STRATEGIC ASSESSMENT. With the official start of the campaign season less than four months away, presidential hopefuls have begun drawing up plans and holding dialogues with young voters in hopes of making themselves more appealing to the age group, which is widely tipped to be key in winning next year’s election.
According to the General Elections Commission (KPU), 106 million voters, or around 52 percent of the 204 million total eligible voters, are considered young people, or those younger than 40. A closer look at the voter roll shows that a third of all registered voters are millennials, while a further 22 percent belong to Generation Z, or those born in the late 1990s and onward.
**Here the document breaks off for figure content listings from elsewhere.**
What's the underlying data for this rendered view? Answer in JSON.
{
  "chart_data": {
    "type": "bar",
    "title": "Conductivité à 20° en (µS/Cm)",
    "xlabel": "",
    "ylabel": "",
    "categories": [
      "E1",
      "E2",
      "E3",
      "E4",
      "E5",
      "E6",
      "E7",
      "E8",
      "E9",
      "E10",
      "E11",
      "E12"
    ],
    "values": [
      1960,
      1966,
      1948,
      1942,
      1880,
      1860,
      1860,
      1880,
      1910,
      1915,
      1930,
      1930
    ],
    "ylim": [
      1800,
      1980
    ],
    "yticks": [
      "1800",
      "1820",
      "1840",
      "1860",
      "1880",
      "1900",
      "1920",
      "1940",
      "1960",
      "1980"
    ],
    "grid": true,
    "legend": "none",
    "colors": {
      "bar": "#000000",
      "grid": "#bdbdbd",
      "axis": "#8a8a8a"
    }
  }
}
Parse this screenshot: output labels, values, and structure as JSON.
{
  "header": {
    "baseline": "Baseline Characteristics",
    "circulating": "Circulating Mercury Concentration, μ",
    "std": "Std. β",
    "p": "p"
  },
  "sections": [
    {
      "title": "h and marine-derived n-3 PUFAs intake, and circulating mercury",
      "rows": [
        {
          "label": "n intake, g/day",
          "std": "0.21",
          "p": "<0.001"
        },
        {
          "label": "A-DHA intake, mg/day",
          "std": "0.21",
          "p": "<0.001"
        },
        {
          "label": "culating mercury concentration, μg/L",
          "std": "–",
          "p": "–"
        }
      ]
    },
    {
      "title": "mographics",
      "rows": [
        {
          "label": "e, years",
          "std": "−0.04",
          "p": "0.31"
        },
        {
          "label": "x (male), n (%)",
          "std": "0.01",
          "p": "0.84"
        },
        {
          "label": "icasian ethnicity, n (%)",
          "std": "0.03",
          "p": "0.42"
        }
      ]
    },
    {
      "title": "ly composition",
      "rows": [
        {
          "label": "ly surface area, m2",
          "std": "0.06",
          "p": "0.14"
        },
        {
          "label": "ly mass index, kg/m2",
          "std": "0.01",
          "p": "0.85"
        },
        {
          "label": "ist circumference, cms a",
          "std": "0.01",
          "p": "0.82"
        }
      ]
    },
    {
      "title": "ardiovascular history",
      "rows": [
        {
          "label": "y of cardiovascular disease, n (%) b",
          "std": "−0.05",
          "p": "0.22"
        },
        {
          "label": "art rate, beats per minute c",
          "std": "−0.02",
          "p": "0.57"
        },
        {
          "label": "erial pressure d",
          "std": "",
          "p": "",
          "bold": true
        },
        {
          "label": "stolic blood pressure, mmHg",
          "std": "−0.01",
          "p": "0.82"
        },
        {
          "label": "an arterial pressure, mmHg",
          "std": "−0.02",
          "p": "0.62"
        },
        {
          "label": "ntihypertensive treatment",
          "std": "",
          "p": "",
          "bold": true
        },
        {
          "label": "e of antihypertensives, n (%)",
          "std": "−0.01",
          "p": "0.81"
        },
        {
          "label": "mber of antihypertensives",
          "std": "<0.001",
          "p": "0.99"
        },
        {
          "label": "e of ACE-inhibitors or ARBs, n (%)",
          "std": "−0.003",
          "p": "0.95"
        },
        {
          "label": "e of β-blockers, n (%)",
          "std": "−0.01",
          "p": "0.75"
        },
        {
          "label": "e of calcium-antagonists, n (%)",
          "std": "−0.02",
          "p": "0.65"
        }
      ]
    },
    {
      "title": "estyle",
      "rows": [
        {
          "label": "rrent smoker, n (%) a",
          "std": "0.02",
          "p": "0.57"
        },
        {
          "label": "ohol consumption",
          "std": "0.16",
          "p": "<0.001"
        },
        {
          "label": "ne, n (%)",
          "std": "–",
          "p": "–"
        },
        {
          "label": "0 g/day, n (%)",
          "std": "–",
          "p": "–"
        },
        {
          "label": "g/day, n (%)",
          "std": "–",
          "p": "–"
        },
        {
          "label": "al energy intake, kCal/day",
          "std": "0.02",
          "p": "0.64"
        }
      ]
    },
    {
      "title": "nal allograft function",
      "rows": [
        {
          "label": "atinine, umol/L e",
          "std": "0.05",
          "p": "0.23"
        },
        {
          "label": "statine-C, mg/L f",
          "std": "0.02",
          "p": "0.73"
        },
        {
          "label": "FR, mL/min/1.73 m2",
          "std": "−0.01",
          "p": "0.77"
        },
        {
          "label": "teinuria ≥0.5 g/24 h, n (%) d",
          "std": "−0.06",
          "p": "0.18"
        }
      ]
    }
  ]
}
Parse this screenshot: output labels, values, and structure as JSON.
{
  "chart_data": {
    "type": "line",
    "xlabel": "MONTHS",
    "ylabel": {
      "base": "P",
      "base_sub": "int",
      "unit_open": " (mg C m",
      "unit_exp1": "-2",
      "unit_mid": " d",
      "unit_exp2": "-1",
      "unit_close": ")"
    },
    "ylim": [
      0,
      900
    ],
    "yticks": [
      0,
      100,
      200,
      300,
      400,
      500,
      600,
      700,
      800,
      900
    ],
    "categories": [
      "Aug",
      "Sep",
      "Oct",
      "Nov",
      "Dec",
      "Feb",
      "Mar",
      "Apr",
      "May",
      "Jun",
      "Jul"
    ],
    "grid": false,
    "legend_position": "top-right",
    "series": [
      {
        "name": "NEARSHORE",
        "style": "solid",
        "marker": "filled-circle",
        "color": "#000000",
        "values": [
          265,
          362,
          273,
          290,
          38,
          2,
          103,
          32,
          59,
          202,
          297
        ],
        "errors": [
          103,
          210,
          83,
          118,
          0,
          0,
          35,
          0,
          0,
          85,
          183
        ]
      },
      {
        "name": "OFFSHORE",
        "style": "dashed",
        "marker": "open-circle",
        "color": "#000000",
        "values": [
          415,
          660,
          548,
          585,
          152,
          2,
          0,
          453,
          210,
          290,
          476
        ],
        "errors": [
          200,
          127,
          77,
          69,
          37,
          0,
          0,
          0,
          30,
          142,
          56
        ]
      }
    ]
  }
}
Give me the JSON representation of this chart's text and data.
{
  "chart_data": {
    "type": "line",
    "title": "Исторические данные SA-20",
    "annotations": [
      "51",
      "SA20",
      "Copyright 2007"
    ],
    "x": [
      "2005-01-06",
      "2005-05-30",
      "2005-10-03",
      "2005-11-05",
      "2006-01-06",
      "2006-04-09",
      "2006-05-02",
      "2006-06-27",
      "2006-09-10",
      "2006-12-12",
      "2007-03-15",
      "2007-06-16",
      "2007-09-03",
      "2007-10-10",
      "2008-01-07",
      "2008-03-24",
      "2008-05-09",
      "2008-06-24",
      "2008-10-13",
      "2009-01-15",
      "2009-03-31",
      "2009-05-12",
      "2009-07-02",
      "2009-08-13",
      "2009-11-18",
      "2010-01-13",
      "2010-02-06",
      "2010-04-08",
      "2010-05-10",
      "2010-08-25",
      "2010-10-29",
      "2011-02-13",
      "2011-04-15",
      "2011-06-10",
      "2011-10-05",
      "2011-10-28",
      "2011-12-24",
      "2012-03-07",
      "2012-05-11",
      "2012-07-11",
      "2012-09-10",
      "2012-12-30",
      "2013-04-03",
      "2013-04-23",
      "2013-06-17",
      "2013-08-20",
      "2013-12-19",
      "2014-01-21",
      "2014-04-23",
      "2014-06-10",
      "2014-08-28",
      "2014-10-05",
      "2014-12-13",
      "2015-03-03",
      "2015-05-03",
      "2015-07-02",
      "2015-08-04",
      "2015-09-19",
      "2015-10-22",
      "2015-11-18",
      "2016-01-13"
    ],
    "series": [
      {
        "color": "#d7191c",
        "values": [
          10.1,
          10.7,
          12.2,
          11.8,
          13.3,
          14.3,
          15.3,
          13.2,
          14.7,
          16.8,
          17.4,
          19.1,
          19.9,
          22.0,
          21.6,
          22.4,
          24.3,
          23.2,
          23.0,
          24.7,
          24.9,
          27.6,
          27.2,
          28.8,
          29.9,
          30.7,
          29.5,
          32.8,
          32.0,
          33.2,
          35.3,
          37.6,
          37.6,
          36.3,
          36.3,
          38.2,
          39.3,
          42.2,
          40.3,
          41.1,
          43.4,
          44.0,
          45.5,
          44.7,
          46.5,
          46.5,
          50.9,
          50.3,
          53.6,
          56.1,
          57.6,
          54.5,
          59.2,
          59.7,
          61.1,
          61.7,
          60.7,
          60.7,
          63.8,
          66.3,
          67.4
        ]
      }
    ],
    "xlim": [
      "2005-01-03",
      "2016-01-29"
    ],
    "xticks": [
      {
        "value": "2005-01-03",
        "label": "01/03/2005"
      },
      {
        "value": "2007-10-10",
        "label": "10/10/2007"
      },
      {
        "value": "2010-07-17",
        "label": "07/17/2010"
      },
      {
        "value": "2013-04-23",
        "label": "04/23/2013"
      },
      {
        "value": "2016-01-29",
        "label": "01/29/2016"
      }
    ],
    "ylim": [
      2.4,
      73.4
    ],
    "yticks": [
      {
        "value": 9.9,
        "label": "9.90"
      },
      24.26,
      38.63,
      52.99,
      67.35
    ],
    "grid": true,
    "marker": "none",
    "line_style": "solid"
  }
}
Minister of Defense Prabowo Subianto again praised President Joko Widodo’s leadership. He said he was proud to be part of the Jokowi and Ma’ruf Amin governments because a number of successes had been achieved.
“This is due to the leadership of Pak Joko Widodo and his ministers. I am the Indonesian team. The captain of the Indonesian team is Joko Widodo. I am a member of that team. [I can] be proud,” said Prabowo while attending an event in Makassar, South Sulawesi.
“I am proud to be part of the government led by President Joko Widodo even though I fought against him twice,” Prabowo said in front of thousands of village heads in Makassar.
According to Ika Krismantari, chief editor and content director at The Conversation Indonesia and Nurul Fitri Ramadhani is the politics and society editor at the same non-profit organisation which publishes news analysis and academic research, Indonesia, the world’s third-largest democracy, will hold the planet’s biggest one-day election next year. More than 200 million voters in Indonesia and 1.75 million members of the Indonesian diaspora will go to the polls on Feb 14, 2024, to elect the country’s next president and vice president, as well as legislators and councillors at both national and regional levels. The total number of voters expected accounts for 74 per cent of the total population of Southeast Asia’s largest economy.
According to Helen Pausacker, the deputy director of the Centre for Indonesian Law, Islam and Society and an editor of the Australian Journal of Asian Law, in the three elections since Indonesia has been holding direct presidential elections – 2009, 2014 and 2019 – there have been only two candidates for the top job. But when registration opens on 19 October 2023, is it likely we will see three people vying for the top job: Prabowo Subianto, Ganjar Pranowo and Anies Baswedan.
This makes a run-off election between the top two candidates more likely. Recent opinion polls indicate Anies is unlikely to make the second round of presidential candidates. But, regardless, he seems determined to stay in the running, with support from the Coalition of Change for Unity. This is made up of the National Democrat Party (NasDem), the Prosperous Justice Party (PKS), and the Democratic Party (Partai Demokrat).
According to Pizaro Gozali Idrus, journalist at the Anadolu Agency, Indonesia’s relationship with China will be a key issue in the 2024 presidential election, with two of the three candidates appearing to have a pro-Beijing tilt, a new policy brief says. The future leader will have to navigate tricky terrain because China is Indonesia’s top foreign source of investment while also viewed as a threat to the territorial sovereignty of Southeast Asia’s largest country.
The three Indonesian presidential hopefuls are vying to succeed Joko “Jokowi” Widodo, who has forged a close relationship with Beijing, Jakarta think-tank CELIOS said in its brief released. Among the contenders, former Jakarta Gov. Anies Baswedan seems to be the only one skeptical of China, which is vying with its number one rival, United States, for influence in Southeast Asia.
Candidate Ganjar Pranowo, who is from Jokowi’s party and is governor of Central Java province, is expected to continue his predecessor’s policy, according to CELIOS. And on the face of it, it appears that the third contender, Prabowo Subianto, the defense minister who is a former army general, may also continue Jokowi’s policy, CELIOS said. For instance, Prabowo, as defense chief, sought to boost military cooperation with Beijing.
Golkar Party chairman Airlangga Hartarto appeared to have consolidated his position despite a leadership challenge raised by some of his colleagues, ministers serving President Joko “Jokowi” Widodo in his second and final term in office. But the direction of the country’s oldest party in the upcoming presidential race will still likely hinge on the preferences of Jokowi, a member of the ruling Indonesian Democratic Party of struggle (PDI-P) who still has some influence over voters given his high ratings in opinion polls.
Tension within Golkar has been brewing over the past month as it suffers a dip in popularity and internal bickering on which presidential candidate to nominate for the February election. This prompted Golkar politicians Luhut Pandjaitan and Bahlil Lahadalia, both of whom are members of Jokowi’s cabinet, to express their readiness to take over Airlangga’s post in an extraordinary congress.